Naturalness Prediction
Enter SMILES string to get the prediction from the fine-tuned ChemBERTa model.
Examples
Naturalness Predictor Using ChemBERTa
This project aims to predict the naturalness of chemical compounds using a fine-tuned ChemBERTa foundation model. The work serves as a preliminary proof-of-concept study with promising results.
Dataset
The dataset was compiled from two major sources:
- Natural Products Atlas: Contains information on natural products.
- ChEMBL: A comprehensive database of small molecules.
The dataset consists of the following:
- Each entry in the two data sources was matched using the InChI Key.
- Out of approximately 1.5 million molecules in ChEMBL, 5,298 were marked as natural, with the remaining marked as unnatural. Note that this dataset is not 100% accurate but follows a common strategy where negative data is expected to dominate.
Methodology
Data Preparation:
- All natural products in the annotated ChEMBL dataset were used for further analysis.
- Unnatural molecules were randomly sampled to make the negative data 1.5x the size of the positive data.
Model Training:
- 80% of the dataset was used to fine-tune the ChemBERTa foundation model.

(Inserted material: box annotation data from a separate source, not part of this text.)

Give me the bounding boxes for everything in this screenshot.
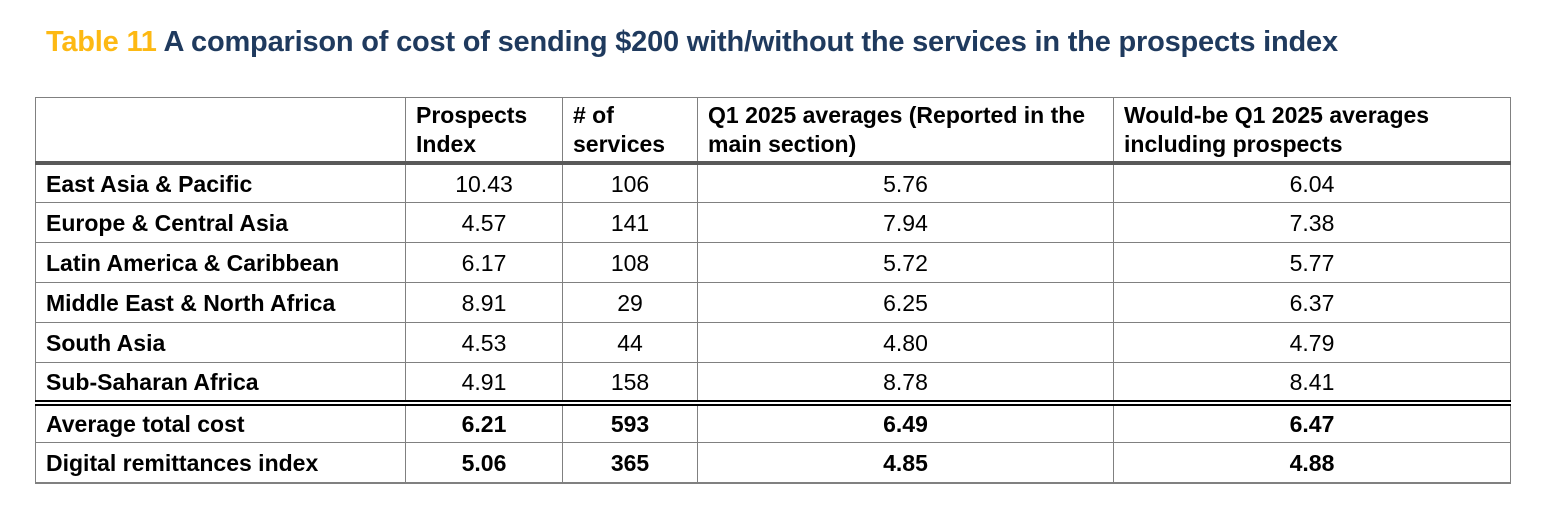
table-row: Digital remittances index 5.06 365 4.85 4.88	[35, 442, 1511, 483]
cell-services-count: 108	[562, 242, 698, 283]
cell-wouldbe-q1-2025-average: 8.41	[1113, 362, 1511, 403]
cell-q1-2025-average: 5.76	[697, 162, 1114, 203]
cell-prospects-index: 5.06	[405, 442, 563, 483]
cell-services-count: 158	[562, 362, 698, 403]
table-row: Latin America & Caribbean 6.17 108 5.72 5.77	[35, 242, 1511, 283]
row-label: Digital remittances index	[35, 442, 406, 483]
cell-services-count: 29	[562, 282, 698, 323]
table-row: South Asia 4.53 44 4.80 4.79	[35, 322, 1511, 363]
table-row: Middle East & North Africa 8.91 29 6.25 6.37	[35, 282, 1511, 323]
table-row: East Asia & Pacific 10.43 106 5.76 6.04	[35, 162, 1511, 203]
cell-services-count: 141	[562, 202, 698, 243]
row-label: East Asia & Pacific	[35, 162, 406, 203]
cell-prospects-index: 6.17	[405, 242, 563, 283]
row-label: Latin America & Caribbean	[35, 242, 406, 283]
cell-wouldbe-q1-2025-average: 7.38	[1113, 202, 1511, 243]
cell-prospects-index: 4.53	[405, 322, 563, 363]
comparison-table: Prospects Index # of services Q1 2025 aver…	[35, 97, 1511, 484]
cell-q1-2025-average: 4.85	[697, 442, 1114, 483]
cell-prospects-index: 4.57	[405, 202, 563, 243]
corner-header	[35, 97, 406, 165]
cell-q1-2025-average: 5.72	[697, 242, 1114, 283]
cell-wouldbe-q1-2025-average: 4.79	[1113, 322, 1511, 363]
table-number-label: Table 11	[46, 26, 157, 58]
cell-q1-2025-average: 4.80	[697, 322, 1114, 363]
cell-wouldbe-q1-2025-average: 6.04	[1113, 162, 1511, 203]
row-label: Sub-Saharan Africa	[35, 362, 406, 403]
table-title-text: A comparison of cost of sending $200 wit…	[163, 26, 1339, 58]
cell-services-count: 44	[562, 322, 698, 363]
cell-wouldbe-q1-2025-average: 4.88	[1113, 442, 1511, 483]
header-row: Prospects Index # of services Q1 2025 aver…	[35, 97, 1511, 165]
row-label: South Asia	[35, 322, 406, 363]
cell-q1-2025-average: 6.49	[697, 399, 1114, 443]
cell-wouldbe-q1-2025-average: 5.77	[1113, 242, 1511, 283]
cell-services-count: 593	[562, 399, 698, 443]
cell-services-count: 365	[562, 442, 698, 483]
cell-prospects-index: 6.21	[405, 399, 563, 443]
column-header: Prospects Index	[405, 97, 563, 165]
row-label: Middle East & North Africa	[35, 282, 406, 323]
column-header: Q1 2025 averages (Reported in the main s…	[697, 97, 1114, 165]
cell-prospects-index: 4.91	[405, 362, 563, 403]
cell-q1-2025-average: 7.94	[697, 202, 1114, 243]
cell-q1-2025-average: 6.25	[697, 282, 1114, 323]
cell-q1-2025-average: 8.78	[697, 362, 1114, 403]
row-label: Average total cost	[35, 399, 406, 443]
cell-services-count: 106	[562, 162, 698, 203]
cell-prospects-index: 8.91	[405, 282, 563, 323]
cell-prospects-index: 10.43	[405, 162, 563, 203]
table-row: Sub-Saharan Africa 4.91 158 8.78 8.41	[35, 362, 1511, 403]
column-header: # of services	[562, 97, 698, 165]
table-title: Table 11 A comparison of cost of sending…	[46, 26, 1338, 59]
row-label: Europe & Central Asia	[35, 202, 406, 243]
cell-wouldbe-q1-2025-average: 6.37	[1113, 282, 1511, 323]
table-row: Average total cost 6.21 593 6.49 6.47	[35, 399, 1511, 443]
cell-wouldbe-q1-2025-average: 6.47	[1113, 399, 1511, 443]
table-row: Europe & Central Asia 4.57 141 7.94 7.38	[35, 202, 1511, 243]
column-header: Would-be Q1 2025 averages including pros…	[1113, 97, 1511, 165]
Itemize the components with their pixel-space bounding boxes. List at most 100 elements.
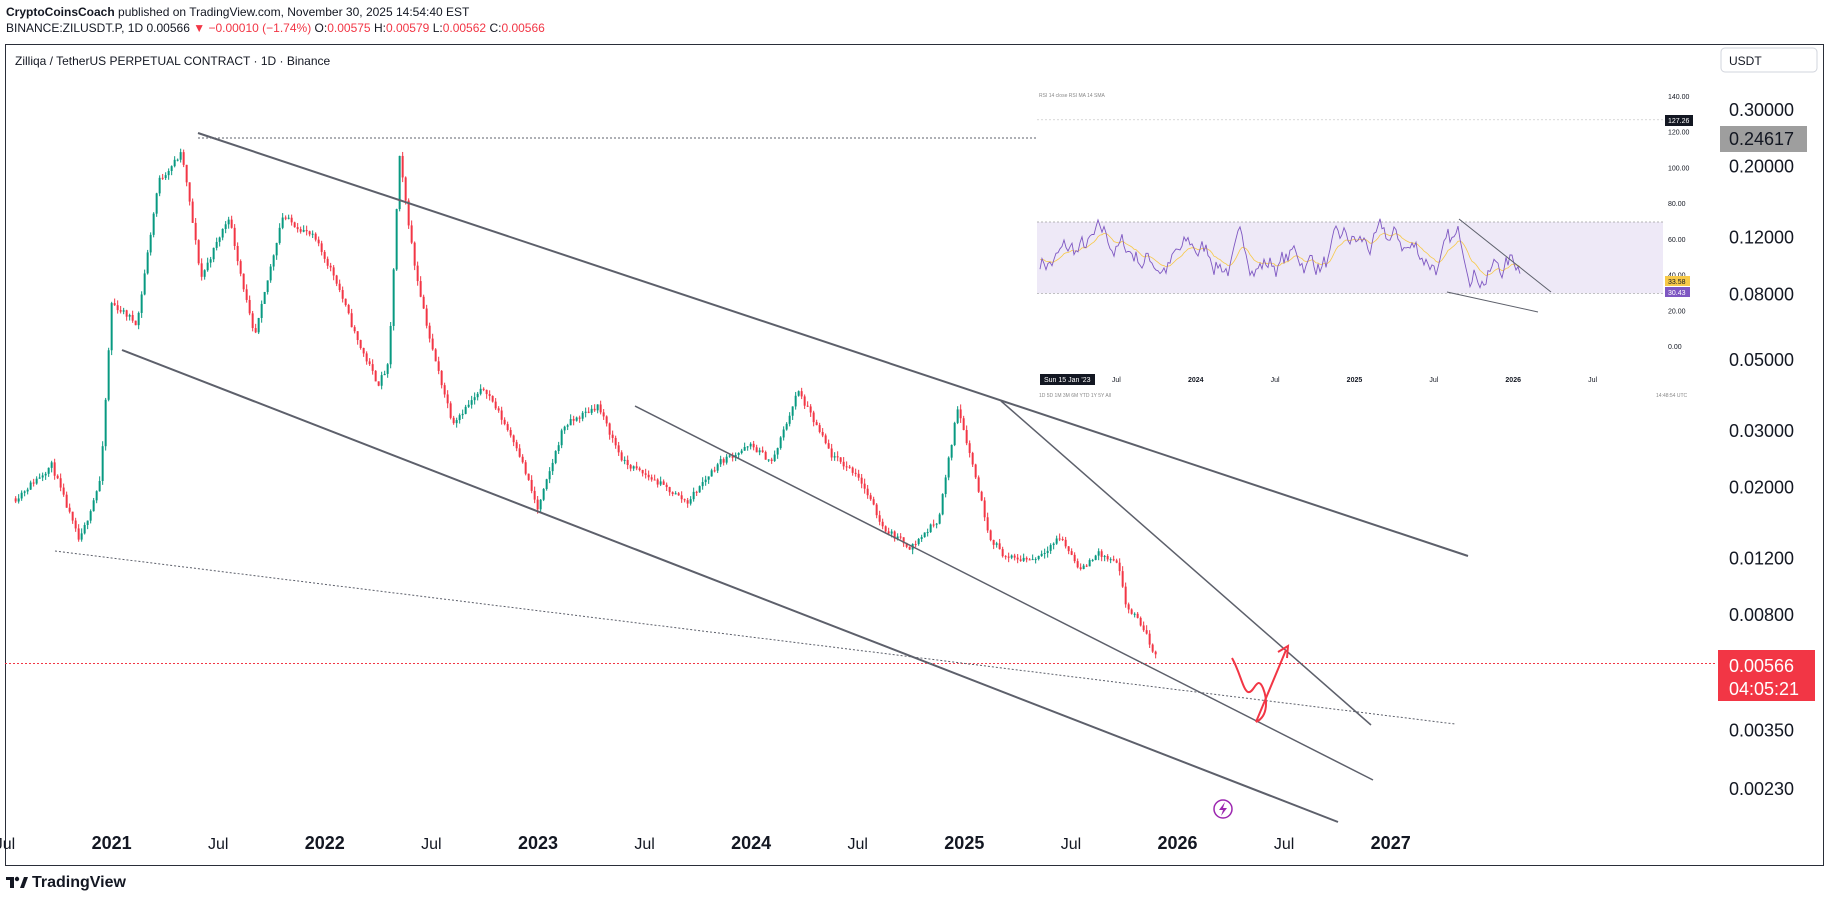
- candle-body: [1103, 556, 1106, 558]
- candle-body: [761, 450, 764, 453]
- candle-body: [233, 227, 236, 246]
- rsi-band: [1037, 222, 1663, 294]
- candle-body: [1076, 561, 1079, 568]
- candle-body: [563, 426, 566, 431]
- candle-body: [1070, 551, 1073, 555]
- candle-body: [659, 481, 662, 485]
- candle-body: [155, 193, 158, 214]
- candle-body: [875, 504, 878, 516]
- mid-channel-trendline: [634, 405, 1374, 781]
- candle-body: [1145, 630, 1148, 634]
- candle-body: [56, 475, 59, 479]
- candle-body: [374, 370, 377, 382]
- candle-body: [731, 455, 734, 458]
- candle-body: [92, 500, 95, 512]
- candle-body: [215, 241, 218, 248]
- candle-body: [737, 452, 740, 455]
- x-tick-label-3: 2022: [305, 833, 345, 853]
- candle-body: [74, 520, 77, 529]
- candle-body: [545, 479, 548, 489]
- candle-body: [347, 305, 350, 314]
- candle-body: [425, 308, 428, 326]
- candle-body: [1049, 545, 1052, 551]
- candle-body: [338, 283, 341, 291]
- candle-body: [1043, 553, 1046, 555]
- candle-body: [329, 265, 332, 268]
- candle-body: [581, 412, 584, 419]
- candle-body: [851, 467, 854, 473]
- rsi-y-tick-0: 140.00: [1668, 94, 1690, 101]
- candle-body: [1037, 555, 1040, 560]
- candle-body: [128, 314, 131, 317]
- candle-body: [524, 462, 527, 474]
- x-tick-label-4: Jul: [421, 836, 441, 853]
- candle-body: [986, 517, 989, 531]
- candle-body: [554, 451, 557, 463]
- x-tick-label-8: Jul: [848, 836, 868, 853]
- candle-body: [1139, 617, 1142, 626]
- candle-body: [725, 456, 728, 463]
- close-label: C:: [489, 21, 502, 35]
- candle-body: [428, 325, 431, 339]
- candle-body: [1019, 559, 1022, 561]
- candle-body: [467, 404, 470, 407]
- candle-body: [179, 152, 182, 160]
- candle-body: [377, 381, 380, 386]
- rsi-x-tick-3: 2025: [1347, 377, 1363, 384]
- candle-body: [665, 484, 668, 488]
- candle-body: [188, 182, 191, 202]
- candle-body: [797, 391, 800, 396]
- candle-body: [314, 233, 317, 240]
- candle-body: [1013, 555, 1016, 558]
- candle-body: [227, 219, 230, 225]
- lightning-icon[interactable]: [1213, 799, 1233, 819]
- candle-body: [1064, 539, 1067, 547]
- rsi-ma-value-badge: [1665, 287, 1690, 297]
- candle-body: [1031, 559, 1034, 561]
- candle-body: [353, 327, 356, 332]
- currency-button[interactable]: [1720, 47, 1818, 73]
- candle-body: [608, 423, 611, 435]
- candle-body: [896, 536, 899, 539]
- rsi-value: 33.58: [1668, 279, 1686, 286]
- candle-body: [920, 537, 923, 540]
- candle-body: [419, 281, 422, 297]
- candle-body: [260, 303, 263, 318]
- candle-body: [569, 419, 572, 426]
- candle-body: [1040, 553, 1043, 556]
- candle-body: [1115, 560, 1118, 563]
- candle-body: [1136, 613, 1139, 618]
- candle-body: [506, 424, 509, 430]
- candle-body: [614, 437, 617, 446]
- candle-body: [422, 296, 425, 309]
- candle-body: [326, 258, 329, 266]
- candle-body: [806, 405, 809, 407]
- author-name[interactable]: CryptoCoinsCoach: [6, 5, 115, 19]
- candle-body: [431, 338, 434, 350]
- candle-body: [908, 546, 911, 550]
- candle-body: [830, 448, 833, 458]
- candle-body: [47, 467, 50, 474]
- y-tick-label-3: 0.08000: [1729, 284, 1794, 304]
- candle-body: [38, 477, 41, 479]
- rsi-x-tick-0: Jul: [1112, 377, 1121, 384]
- candle-body: [221, 228, 224, 238]
- candle-body: [398, 155, 401, 210]
- rsi-x-tick-4: Jul: [1429, 377, 1438, 384]
- candle-body: [566, 425, 569, 427]
- candle-body: [170, 166, 173, 171]
- candle-body: [752, 443, 755, 448]
- chart-frame[interactable]: [5, 44, 1824, 866]
- candle-body: [23, 491, 26, 493]
- footer-brand: TradingView: [32, 874, 126, 891]
- close-value: 0.00566: [501, 21, 545, 35]
- x-tick-label-7: 2024: [731, 833, 771, 853]
- candle-body: [287, 217, 290, 219]
- y-tick-label-8: 0.00800: [1729, 605, 1794, 625]
- candle-body: [968, 443, 971, 453]
- candle-body: [869, 495, 872, 500]
- candle-body: [836, 456, 839, 458]
- candle-body: [149, 234, 152, 253]
- candle-body: [449, 403, 452, 418]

- The remaining 20% of the dataset was reserved for performance evaluation.
Results:
- The prediction achieved an accuracy of 93.88%. This was accomplished using a simple fine-tuning strategy, which required only a few minutes on a personal computer.
Future Work
This project is just a starting point and will benefit from further refinement and testing for a more robust evaluation of the strategy. Future work will focus on enhancing data accuracy and exploring additional features that can improve prediction capability.